Shiori Fujisaki (藤崎 詩織, Fujisaki Shiori) is a character introduced in the 1994 video game Tokimeki Memorial by Konami. She is one of multiple female characters that can be pursued romantically, but is considered the main character of these girls, as well as the most difficult to pursue due to her being proficient at everything and requiring the player's character to be widely proficient as well before they might date. This has earned her the nickname the "Last Boss of Dating Sims" by fans. She is also a virtual idol, portrayed by Mami Kingetsu, and has appeared in other works, including a live-action film and an OVA.

She has garnered generally positive reception, receiving substantial merchandise and having many enamored fans. Both the difficulty of pursuing her romantically and players' romantic investment in her have been the subject of commentary.

==Concept and creation==
Shiori Fujisaki was created for the video game Tokimeki Memorial, designed by Masashi Kokura. She was voiced by Mami Kingetsu in various roles, including the original game, an OVA adaptation, and the drama CD. She was given the role after her agency sent an audition tape. For the original game, Kingetsu had to read from a large script, described by fellow Tokimeki Memorial actress Yōko Teppōzuka as being larger than a phone book. Kingetsu was worried about how difficult it may be to do the role due to Shiori being depicted as the "perfect girl"; she felt that other characters had easily defined strengths, but because Shiori was good in everything, she lacked distinct qualities. Kingetsu found her voice in the first game to be plain, adding that in future roles, she was able to explore different angles with her voice. When singing as Shiori for the first time, staff was particular about ensuring that her singing sounded like a high school student's. Composer Takashi Tateishi was involved in helping establish Shiori as a virtual idol, working with Kingetsu.

==Appearances==
Shiori first appeared in the 1994 video game Tokimeki Memorial for the TurboGrafx-16. She is one of multiple characters whom the protagonist can date, as well as being his childhood crush. She is one of the more challenging characters to date due to her being well-loved and adept at many things. In order to win her over, the protagonist must become adept in a variety of areas as well. She has appeared in multiple other games, including the visual novel spin-off Tokimeki Memorial Drama Series Vol. 3: Tabidachi no Uta, Super Bomberman R, Bombergirl, and as a boss in the shoot 'em up video game Otomedius Excellent. She has also been featured as an object players could summon in the Japanese version of Scribblenauts alongside other Konami characters. Shiori has appeared in various adaptations, including a radio drama, a live-action film, and an OVA film. She first became a virtual idol in December 1996.

==Reception==
Shiori Fujisaki has received generally positive reception, with VGM Online writer Andy Byus noting that her face was plastered on a variety of merchandise, like shirts and CDs. She was a popular character with Japanese girls, who identified with her. Writers Patrick W. Galbraith and Jason Karlin discussed how Kingetsu was not credited for her role as Shiori in Shiori's debut single "Oshiete Mr. Sky", stating that in the late 1990s, it became standard practice to not attach the performers to virtual idols. "Oshiete Mr. Sky"'s CD debuted at number 27 on the Oricon Charts and was a hit single in Japan according to Galbraith and Karlin. Shiori had an official fan club, and by 2000, it had 10,000 members. Inside Games writer Chi Bi stated that Mami Kingetsu's CD debut of Shiori was a particularly exciting moment for him.
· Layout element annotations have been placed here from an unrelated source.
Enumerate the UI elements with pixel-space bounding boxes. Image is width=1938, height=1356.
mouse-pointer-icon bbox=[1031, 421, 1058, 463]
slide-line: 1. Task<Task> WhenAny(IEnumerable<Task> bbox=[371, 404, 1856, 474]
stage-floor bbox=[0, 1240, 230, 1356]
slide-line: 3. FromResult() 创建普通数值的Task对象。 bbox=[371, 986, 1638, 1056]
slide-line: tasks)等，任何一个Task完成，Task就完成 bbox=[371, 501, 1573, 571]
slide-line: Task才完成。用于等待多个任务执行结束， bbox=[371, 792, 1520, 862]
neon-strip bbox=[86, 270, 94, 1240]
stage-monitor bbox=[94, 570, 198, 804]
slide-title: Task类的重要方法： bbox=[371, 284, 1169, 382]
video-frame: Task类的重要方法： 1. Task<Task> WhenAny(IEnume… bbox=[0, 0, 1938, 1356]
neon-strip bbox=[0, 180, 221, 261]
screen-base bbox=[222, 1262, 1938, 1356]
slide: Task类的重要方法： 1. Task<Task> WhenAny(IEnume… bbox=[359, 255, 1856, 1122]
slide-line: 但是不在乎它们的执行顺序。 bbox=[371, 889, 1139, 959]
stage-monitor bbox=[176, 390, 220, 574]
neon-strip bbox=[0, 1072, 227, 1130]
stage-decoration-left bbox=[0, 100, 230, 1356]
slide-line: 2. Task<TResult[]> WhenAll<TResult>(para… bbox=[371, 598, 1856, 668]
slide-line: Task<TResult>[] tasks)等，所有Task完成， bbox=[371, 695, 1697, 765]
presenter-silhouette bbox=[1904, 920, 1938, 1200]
Her role as a romance option in Tokimeki Memorial contributed to her popularity, with her difficulty in romancing her earning her the nickname "Last Boss of Dating Sims" by fans. Chi Bi identified Shiori as a "high-class flower that everyone admired" and a "class Madona", the latter meaning someone who is the object of admiration among men. Because of the difficulty of getting into a relationship with Shiori, he suggested that she came off as prideful, and discussed how people's view of her may differ depending on if they experienced her through Tokimeki Memorial, the radio drama, or Tabidachi no Uta. Chi Bi also discussed how the heightened difficulty of pursuing her only made him more interested in attempting it. While examining the phenomenon behind Tokimeki and other games like it, New York Times writer Andrew Pollack pointed to Shiori as a prominent example of a character players fell in love with, and how these games were used to experience a more successful high school life. Singer Haruko Momoi stated that it was not unusual for people her age to have their first love be someone like Shiori, noting how popular she was and how much merchandise was available at Akihabara.